入院者が資源の情報を必要とする理由には、どのような資源があるのかを知らないことや、誰に相談すればよいのか分からないことが含まれます。地域で生活するために必要な資源には、住まい、福祉サービス、医療などがあります。入院者訪問支援員として、退院後の生活に不安を感じる入院者に対して、適切な地域資源を活用することでその不安を減らすことができます。

地域での暮らしについて相談できる人には、病院の精神保健福祉士や看護師、地域の相談支援専門員などがいます。住まいに関しては、民間アパートや公営住宅、障害福祉サービスを利用した一人暮らしの訓練などがあります。また、家事や食事の支援にはホームヘルプや家事代行サービス、宅配弁当などがあります。

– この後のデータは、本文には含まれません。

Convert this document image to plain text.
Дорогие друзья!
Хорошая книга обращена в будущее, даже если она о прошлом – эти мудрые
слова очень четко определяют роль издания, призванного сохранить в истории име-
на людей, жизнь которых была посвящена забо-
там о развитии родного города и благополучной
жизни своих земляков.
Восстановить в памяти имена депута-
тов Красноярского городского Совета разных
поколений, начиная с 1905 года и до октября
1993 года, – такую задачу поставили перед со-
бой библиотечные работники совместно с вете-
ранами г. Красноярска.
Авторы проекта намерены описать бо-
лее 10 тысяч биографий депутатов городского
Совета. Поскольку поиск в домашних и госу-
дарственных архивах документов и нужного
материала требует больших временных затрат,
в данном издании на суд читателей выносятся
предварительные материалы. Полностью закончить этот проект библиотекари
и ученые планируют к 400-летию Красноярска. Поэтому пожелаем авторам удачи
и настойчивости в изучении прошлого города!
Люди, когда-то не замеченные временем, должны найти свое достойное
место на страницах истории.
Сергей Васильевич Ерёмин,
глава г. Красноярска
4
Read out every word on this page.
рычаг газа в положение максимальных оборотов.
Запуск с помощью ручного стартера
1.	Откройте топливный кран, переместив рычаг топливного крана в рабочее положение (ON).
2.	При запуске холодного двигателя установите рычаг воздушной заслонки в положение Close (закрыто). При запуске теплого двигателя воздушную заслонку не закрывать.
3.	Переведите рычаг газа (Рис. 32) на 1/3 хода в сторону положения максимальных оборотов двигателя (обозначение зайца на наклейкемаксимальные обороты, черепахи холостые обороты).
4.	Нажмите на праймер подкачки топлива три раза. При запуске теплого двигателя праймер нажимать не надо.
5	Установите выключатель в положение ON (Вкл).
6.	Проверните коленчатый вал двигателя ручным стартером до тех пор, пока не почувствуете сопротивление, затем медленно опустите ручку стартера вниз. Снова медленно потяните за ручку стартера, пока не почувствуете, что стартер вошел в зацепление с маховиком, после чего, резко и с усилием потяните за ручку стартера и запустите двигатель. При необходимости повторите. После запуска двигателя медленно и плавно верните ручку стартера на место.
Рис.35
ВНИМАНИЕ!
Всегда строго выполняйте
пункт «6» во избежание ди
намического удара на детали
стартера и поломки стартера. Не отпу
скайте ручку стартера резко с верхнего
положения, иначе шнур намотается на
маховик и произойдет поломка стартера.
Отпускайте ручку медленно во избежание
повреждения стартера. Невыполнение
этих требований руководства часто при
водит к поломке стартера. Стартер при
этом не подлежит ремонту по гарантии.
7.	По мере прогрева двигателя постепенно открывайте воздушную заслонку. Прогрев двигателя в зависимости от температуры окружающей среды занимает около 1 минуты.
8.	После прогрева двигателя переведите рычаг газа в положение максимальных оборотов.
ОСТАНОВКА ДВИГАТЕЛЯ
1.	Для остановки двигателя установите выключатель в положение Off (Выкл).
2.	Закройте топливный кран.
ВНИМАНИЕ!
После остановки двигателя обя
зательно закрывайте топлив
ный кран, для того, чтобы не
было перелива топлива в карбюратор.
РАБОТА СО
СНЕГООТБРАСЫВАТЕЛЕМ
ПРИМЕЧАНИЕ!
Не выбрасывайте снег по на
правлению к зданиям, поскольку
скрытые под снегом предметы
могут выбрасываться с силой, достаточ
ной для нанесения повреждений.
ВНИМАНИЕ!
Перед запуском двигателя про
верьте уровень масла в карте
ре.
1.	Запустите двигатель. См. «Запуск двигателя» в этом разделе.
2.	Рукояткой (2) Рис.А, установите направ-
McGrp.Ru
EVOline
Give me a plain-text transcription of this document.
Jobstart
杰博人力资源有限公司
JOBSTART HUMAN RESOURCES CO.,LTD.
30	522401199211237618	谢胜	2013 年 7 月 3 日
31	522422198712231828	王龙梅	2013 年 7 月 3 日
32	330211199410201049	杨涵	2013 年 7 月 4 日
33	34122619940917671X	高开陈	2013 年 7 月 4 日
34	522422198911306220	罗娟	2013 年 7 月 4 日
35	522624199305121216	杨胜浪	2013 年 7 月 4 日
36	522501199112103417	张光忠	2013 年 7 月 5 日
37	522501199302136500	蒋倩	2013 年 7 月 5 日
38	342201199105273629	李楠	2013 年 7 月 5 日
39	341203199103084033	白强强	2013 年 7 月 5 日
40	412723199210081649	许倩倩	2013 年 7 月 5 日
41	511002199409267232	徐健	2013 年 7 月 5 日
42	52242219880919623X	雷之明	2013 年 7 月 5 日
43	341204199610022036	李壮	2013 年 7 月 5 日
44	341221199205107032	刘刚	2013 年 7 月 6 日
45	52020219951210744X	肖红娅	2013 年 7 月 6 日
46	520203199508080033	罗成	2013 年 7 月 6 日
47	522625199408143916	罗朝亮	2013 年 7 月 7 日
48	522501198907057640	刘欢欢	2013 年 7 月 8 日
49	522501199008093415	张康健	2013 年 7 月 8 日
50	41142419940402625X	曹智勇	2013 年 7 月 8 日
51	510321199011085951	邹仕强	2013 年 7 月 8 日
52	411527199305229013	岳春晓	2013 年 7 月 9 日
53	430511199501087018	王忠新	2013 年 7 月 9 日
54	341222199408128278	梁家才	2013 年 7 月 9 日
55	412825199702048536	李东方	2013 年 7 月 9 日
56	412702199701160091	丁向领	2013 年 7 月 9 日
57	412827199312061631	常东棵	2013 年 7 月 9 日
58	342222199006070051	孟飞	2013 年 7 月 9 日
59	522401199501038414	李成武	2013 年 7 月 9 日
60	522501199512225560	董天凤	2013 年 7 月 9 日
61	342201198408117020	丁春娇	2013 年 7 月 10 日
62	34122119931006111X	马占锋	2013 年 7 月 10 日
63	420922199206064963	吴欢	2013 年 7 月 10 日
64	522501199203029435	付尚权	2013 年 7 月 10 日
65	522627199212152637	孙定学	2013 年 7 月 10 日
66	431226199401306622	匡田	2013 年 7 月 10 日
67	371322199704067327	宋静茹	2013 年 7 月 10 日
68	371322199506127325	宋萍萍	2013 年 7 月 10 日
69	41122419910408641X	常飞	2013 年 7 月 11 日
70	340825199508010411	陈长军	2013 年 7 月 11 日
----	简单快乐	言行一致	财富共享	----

地域での暮らしに寂しさを感じる場合には、地域活動支援センターやサークル活動、セルフヘルプグループなどが利用できます。働きたい方への支援には、障害者職業センターや障害者就業・生活支援センター、就労継続支援などのサービスがあります。経済的な心配ごとには、生活保護や障害年金の受給、家族からの仕送りなどがあります。

安心して医療を受けたい場合には、精神科病院クリニックへの通院や訪問診療、訪問看護などの制度があります。リハビリには、デイケアやナイトケア、外来作業療法などがあります。退院に関しては、地域移行支援や地域定着支援、自立生活援助などの制度があります。

精神医療審査会は、精神障害者の処遇改善や退院請求を審査する機関で、請求は本人や家族も行うことができます。審査結果は30日程度で通知されますが、入院者にとっては待つ時間が長く感じられることもあります。請求が認められなかった場合でも再度請求することが可能で、弁護士を代理人として依頼することもできます。

全てを覚えておく必要はありませんが、入院者と話す中で気づいたことを調べたり、専門家に尋ねたりできるようになることが重要です。